Projections for OCCC’s population were presented to the commission as plans continue for a new OCCC on the site of the underutilized state Animal Quarantine Station in Halawa, as mandated by the Legislature.
The number of inmates held at OCCC already was falling before the COVID-19 pandemic, and is expected to continue to drop for a variety of reasons, including Hawaii’s overall resident population and potential legal reforms such as diverting defendants from detention at OCCC and even keeping nonviolent felons from incarceration, according to a report to the commission by consultant Pulitzer/Bogard & Associates LLC.
The report goes into granular detail about OCCC’s inmate population, and several commission members said that it represents critical information about how judicial reforms could affect Hawaii’s jail and prison populations, along with how to proceed with replacing the current and outdated OCCC in Kalihi.
When it was built over phases, primarily in the 1980s, OCCC was designed for a capacity of 628 beds, but has an operational capacity of 954 beds, according to the report.
In February, state officials issued a relatively unusual “Request for Interest” asking construction contractors, financiers and investors around the world to come up with innovative ways to pay for and build what is hoped to be a cost-effective and efficient OCCC that ideally would represent a model for future state construction.
The current plan is for the state Animal Quarantine Station to give up 40 acres of its underutilized Halawa land to make way for a new OCCC on the eastern side of the property.
The new OCCC is planned to house 1,044 male detainees and 288 pre-release inmates. A detention facility is expected to cover 376,000 square feet, and a pre-release facility is planned at 98,000 square feet. OCCC currently has 950 beds, according to the Department of Public Safety.
The new jail is expected to include separate housing for inmates and detainees with mental health issues as well as space for education, library, treatment and religious programs; and work furlough programs.
Curtiss J. Pulitzer, principal of Pulitzer/Bogard & Associates, told the Hawai‘i Correctional System Oversight Commission on Thursday that OCCC’s new population forecasts mean that the original “master plan assumptions are being revisited” and likely will lead to new square footage and operating costs.
State Rep. Sonny Ganaden, vice chairman of the House Corrections, Military and Veterans Committee, told the Hawai‘i Correctional System Oversight Commission that the OCCC inmate forecasts will lead to profound discussions, most notably the cost of a new OCCC.
“This is the first thing that comes up,” Ganaden said. “This is a major concern to the public and the Legislature.”
Among the key questions, Ganaden said, is, “How can we right-size OCCC?”
OCCC, originally called the Oahu Prison, was built in 1916 on its current 16-acre site in Kalihi, bordered by Dillingham Boulevard and Puuhale Road.
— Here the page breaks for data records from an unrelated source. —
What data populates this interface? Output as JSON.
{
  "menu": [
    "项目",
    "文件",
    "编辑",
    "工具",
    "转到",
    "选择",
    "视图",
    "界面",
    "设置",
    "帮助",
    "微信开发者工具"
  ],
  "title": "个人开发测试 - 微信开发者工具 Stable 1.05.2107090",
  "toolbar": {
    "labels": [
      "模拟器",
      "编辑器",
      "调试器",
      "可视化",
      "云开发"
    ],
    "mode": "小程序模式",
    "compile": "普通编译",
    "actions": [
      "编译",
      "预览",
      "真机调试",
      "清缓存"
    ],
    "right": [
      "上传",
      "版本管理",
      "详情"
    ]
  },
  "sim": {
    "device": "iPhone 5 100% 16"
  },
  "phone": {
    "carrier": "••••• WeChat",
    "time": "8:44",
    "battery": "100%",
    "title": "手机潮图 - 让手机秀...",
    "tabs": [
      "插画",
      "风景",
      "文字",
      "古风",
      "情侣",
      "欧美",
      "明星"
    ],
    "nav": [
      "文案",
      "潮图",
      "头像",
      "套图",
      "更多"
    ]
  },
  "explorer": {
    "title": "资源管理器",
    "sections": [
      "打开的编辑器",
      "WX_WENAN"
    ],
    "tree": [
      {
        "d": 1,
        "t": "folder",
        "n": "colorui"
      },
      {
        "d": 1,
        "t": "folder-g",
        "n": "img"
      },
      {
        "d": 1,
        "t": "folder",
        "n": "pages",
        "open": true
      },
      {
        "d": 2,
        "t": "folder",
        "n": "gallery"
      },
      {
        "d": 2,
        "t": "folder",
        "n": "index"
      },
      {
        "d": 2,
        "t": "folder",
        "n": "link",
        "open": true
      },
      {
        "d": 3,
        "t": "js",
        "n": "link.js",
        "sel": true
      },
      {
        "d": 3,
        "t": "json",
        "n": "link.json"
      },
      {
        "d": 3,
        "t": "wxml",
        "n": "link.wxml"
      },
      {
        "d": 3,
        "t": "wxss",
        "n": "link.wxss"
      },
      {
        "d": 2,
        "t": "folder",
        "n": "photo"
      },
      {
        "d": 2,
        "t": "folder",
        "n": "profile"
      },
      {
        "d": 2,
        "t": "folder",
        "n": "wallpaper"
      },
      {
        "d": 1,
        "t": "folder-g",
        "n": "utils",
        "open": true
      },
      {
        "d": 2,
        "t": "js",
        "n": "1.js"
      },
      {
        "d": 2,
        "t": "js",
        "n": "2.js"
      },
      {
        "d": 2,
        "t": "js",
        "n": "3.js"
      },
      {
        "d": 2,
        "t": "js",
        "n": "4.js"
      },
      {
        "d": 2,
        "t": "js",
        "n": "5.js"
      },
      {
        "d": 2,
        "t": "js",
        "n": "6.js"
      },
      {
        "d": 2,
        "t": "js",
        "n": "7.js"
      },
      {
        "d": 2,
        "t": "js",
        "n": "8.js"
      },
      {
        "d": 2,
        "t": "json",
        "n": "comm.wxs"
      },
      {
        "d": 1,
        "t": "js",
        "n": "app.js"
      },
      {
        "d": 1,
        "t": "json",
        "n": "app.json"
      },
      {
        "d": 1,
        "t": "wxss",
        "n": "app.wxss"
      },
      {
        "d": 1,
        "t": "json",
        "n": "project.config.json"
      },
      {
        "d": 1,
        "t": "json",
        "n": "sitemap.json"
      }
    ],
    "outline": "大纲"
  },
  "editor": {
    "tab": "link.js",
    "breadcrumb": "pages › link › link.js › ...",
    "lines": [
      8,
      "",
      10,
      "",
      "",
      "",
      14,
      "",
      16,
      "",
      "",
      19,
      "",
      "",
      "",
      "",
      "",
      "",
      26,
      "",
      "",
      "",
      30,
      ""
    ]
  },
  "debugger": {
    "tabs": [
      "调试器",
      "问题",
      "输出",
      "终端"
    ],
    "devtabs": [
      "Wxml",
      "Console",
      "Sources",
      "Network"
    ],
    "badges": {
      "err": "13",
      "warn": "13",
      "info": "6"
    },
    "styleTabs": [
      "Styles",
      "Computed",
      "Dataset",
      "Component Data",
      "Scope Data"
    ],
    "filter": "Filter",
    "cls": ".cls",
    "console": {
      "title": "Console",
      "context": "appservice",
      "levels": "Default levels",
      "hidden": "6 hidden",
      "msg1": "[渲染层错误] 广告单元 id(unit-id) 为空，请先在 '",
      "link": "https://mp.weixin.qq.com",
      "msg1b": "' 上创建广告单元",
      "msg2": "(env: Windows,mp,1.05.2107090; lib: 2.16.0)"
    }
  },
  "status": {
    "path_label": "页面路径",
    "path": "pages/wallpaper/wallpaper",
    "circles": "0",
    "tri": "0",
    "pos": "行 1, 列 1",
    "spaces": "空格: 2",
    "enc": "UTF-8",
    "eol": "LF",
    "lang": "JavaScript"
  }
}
One of the original structures is still in use.
When OCCC was redeveloped in 1975, it was intended to house long-term inmates and not designed to separate detainees with mental health issues, which increases risks for both detainees and corrections staff, according to the state Department of Accounting and General Services, which oversees state buildings.
Today OCCC holds inmates awaiting trial or sentencing in 1st Circuit Court for misdemeanor crimes and those with up to two years or so left on their sentences — a group that DAGS called “a short-term, high-turnover population” that was not expected back in 1975.
Plans to build a new Oahu jail in Halawa are further along than ever. Gov. David Ige previously told the Honolulu Star-Advertiser’s Spotlight livestream show that he hopes government construction helps stimulate the local economy and keeps construction workers employed.